Lawsuits likely to face uphill battle
In one of the class action lawsuits against Instructure, filed May 5 in the U.S. District Court in the District of Utah, plaintiff Jabon Peterman said his sensitive personal information was impacted in the Canvas data breach.
The lawsuit alleges that Instructure was negligent in handling and safeguarding users’ data and had breached an implied contract with users to protect their information. Additionally, because of Instructure’s breach of confidence, the lawsuit said that Canvas users have suffered or will suffer injury from identity theft, loss of how their private information is used and out-of-pocket expenses related to prevention, detection and recovery from identity theft, fraud or the unauthorized use of their data.
Additionally, users impacted by the Canvas incident and this breach of confidence have or will face “other forms of injury and/or harm, including, but not limited to, anxiety, emotional distress, loss of privacy, and other economic and non-economic losses.”
The challenge with these kinds of class action lawsuits is that the current legal system doesn’t provide strong protections for people whose data privacy has been violated, Vance said.
That’s why it’s critical that contracts with vendors allow for legal actions “that actually have some bite,” she said. Such contract measures can include mandating the company to provide some level of funding or requiring notifications in the event of a breach.

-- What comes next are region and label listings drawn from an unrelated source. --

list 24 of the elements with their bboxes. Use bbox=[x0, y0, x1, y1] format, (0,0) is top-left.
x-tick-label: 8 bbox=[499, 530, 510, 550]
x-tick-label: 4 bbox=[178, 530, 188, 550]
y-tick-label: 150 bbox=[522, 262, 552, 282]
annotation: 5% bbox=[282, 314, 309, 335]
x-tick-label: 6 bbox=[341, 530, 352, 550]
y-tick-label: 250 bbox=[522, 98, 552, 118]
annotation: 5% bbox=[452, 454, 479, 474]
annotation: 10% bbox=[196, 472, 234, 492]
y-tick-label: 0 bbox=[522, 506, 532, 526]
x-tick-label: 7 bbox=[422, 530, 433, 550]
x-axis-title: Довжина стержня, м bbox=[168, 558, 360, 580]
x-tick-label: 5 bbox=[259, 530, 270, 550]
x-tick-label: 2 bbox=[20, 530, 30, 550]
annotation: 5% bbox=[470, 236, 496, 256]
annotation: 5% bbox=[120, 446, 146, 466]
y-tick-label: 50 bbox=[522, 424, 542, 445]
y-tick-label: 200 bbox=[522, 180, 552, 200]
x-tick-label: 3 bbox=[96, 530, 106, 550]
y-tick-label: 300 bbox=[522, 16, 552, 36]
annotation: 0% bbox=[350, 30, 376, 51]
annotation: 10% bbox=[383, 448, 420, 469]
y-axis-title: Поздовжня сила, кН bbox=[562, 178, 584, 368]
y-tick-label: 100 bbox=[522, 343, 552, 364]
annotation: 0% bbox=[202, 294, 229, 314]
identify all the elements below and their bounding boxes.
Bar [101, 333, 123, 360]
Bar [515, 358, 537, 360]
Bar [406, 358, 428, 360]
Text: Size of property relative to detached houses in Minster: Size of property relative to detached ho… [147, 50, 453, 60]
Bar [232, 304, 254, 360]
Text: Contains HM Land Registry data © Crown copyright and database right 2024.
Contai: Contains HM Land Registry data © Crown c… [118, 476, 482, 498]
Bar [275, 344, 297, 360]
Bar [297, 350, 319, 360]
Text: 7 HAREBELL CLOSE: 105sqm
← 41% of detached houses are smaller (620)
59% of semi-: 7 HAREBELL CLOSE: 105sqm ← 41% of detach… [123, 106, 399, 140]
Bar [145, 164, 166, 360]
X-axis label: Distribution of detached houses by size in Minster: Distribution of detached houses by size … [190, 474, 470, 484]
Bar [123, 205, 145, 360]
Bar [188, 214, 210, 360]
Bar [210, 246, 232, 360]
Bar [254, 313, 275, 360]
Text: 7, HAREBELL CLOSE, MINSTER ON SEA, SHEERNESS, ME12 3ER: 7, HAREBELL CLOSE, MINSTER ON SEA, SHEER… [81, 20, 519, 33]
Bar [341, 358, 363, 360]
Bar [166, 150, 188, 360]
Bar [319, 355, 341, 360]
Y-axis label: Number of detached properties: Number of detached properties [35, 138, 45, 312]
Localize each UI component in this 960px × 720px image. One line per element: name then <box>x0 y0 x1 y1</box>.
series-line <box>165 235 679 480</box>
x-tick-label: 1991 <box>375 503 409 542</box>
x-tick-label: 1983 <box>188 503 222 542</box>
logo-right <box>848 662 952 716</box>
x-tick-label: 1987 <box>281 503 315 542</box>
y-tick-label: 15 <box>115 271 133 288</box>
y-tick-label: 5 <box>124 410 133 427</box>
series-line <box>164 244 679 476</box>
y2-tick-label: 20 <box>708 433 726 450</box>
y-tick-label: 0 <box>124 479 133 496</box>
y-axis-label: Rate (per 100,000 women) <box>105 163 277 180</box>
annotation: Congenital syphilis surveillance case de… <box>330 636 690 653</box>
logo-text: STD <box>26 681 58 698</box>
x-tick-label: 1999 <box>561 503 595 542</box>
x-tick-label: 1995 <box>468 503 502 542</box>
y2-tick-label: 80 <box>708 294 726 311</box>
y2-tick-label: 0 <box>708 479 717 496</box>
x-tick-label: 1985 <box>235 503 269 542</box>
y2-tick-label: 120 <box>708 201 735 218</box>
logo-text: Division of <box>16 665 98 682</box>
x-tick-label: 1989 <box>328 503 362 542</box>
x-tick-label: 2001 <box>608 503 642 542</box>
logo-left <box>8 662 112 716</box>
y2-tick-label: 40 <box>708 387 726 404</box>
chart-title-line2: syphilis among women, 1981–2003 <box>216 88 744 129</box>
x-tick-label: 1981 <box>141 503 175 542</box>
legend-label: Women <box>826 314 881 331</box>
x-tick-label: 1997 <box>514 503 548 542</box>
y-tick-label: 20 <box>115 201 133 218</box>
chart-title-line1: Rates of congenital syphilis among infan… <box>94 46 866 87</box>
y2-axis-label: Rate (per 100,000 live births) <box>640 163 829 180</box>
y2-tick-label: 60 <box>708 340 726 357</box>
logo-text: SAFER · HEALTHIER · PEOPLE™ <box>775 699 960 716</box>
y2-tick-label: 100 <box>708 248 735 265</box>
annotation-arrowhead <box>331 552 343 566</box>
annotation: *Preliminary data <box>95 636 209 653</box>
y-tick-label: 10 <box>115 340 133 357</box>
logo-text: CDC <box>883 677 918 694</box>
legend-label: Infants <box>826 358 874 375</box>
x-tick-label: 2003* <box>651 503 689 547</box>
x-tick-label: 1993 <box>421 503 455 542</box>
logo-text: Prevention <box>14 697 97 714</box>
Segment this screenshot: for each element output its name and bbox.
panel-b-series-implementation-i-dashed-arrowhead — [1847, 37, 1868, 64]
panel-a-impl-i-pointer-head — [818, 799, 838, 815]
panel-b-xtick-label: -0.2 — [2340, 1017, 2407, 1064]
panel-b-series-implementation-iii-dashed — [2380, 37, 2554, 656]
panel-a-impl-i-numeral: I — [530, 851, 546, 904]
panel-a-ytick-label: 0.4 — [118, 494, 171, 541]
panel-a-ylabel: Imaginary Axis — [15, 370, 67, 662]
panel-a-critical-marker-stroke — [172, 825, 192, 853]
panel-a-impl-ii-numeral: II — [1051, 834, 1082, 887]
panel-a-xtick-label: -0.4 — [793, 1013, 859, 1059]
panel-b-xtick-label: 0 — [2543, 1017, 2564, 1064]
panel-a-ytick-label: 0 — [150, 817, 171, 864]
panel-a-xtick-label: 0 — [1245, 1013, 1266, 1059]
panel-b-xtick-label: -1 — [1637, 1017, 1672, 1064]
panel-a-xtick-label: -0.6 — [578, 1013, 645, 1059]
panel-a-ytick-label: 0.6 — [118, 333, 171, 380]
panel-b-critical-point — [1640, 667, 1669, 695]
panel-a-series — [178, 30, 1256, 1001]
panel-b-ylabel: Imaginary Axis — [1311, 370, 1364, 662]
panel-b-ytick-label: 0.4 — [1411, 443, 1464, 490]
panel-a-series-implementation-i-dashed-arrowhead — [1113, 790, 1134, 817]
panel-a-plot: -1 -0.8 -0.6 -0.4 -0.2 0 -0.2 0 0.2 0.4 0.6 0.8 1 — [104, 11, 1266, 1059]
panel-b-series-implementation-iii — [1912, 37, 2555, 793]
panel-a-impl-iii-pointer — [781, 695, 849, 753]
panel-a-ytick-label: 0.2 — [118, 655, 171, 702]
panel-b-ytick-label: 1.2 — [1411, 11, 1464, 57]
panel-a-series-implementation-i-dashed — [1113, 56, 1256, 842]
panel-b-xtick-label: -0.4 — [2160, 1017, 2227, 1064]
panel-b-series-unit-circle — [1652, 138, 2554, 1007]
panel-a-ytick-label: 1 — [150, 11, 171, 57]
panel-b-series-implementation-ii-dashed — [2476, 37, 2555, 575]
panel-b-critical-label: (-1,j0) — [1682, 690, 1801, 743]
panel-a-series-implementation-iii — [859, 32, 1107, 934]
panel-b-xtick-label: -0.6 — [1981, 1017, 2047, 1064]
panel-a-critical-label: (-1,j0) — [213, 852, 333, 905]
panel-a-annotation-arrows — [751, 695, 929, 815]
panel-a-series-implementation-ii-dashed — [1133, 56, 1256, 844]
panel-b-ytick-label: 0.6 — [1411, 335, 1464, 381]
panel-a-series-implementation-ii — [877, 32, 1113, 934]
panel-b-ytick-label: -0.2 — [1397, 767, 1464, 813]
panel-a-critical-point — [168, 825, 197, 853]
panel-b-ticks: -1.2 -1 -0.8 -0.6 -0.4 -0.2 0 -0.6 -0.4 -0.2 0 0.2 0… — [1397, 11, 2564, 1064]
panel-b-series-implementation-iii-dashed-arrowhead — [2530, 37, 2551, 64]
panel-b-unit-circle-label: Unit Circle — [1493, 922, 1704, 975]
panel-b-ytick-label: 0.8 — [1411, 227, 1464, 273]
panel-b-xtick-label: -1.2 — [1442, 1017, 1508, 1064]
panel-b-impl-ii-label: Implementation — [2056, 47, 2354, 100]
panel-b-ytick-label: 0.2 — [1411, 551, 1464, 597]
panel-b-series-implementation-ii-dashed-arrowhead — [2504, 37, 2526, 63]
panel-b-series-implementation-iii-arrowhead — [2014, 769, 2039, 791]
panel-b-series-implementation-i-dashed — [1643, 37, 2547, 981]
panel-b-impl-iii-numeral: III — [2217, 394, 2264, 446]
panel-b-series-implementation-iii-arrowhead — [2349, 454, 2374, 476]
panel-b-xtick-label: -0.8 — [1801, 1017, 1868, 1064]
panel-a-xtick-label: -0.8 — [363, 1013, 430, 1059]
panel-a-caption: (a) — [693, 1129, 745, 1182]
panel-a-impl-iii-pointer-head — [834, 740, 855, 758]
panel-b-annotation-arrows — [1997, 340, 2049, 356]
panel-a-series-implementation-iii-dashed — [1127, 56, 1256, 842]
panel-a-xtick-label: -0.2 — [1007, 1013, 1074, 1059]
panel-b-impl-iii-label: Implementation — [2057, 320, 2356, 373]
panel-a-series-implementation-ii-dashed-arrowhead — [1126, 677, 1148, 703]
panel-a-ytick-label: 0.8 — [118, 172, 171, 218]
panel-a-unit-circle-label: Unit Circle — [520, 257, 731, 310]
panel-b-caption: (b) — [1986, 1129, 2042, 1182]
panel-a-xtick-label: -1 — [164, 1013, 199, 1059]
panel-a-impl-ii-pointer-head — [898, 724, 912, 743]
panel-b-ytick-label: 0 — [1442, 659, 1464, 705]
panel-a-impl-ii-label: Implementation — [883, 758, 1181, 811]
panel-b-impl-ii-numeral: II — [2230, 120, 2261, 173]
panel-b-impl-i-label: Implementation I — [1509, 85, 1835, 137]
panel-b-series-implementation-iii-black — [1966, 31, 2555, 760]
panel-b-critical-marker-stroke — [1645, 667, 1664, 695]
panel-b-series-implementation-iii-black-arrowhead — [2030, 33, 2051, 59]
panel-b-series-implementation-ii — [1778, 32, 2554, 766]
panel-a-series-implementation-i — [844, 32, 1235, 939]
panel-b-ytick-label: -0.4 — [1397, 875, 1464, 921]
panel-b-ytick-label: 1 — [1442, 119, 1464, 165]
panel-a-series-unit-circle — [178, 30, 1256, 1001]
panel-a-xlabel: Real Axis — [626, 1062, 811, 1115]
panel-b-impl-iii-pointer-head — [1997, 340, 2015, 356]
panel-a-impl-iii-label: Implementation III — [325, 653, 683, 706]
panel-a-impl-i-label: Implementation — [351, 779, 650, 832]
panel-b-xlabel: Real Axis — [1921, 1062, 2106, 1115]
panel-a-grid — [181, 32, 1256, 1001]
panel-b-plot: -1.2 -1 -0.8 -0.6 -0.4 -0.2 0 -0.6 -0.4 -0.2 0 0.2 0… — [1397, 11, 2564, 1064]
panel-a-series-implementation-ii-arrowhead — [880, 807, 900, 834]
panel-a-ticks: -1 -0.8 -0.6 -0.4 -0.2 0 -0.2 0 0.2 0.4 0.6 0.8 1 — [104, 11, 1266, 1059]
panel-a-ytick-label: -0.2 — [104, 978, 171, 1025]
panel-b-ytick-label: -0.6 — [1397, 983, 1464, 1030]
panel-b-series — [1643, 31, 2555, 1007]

“Because, absent that contract, most of the lawsuits aren’t going to succeed,” Vance said.
In a letter posted on Instructure’s website Tuesday, CEO Steve Daly said the “threats facing academic institutions and education technology providers aren’t going away.” He added that no single platform can build a resilient ecosystem on its own, but that it can be possible as a community.
As part of that, Daly said Instructure is forming an advisory board “focused on security and resilience” in addition to holding conversations with government leaders, technology partners, and institutions to build a stronger system together.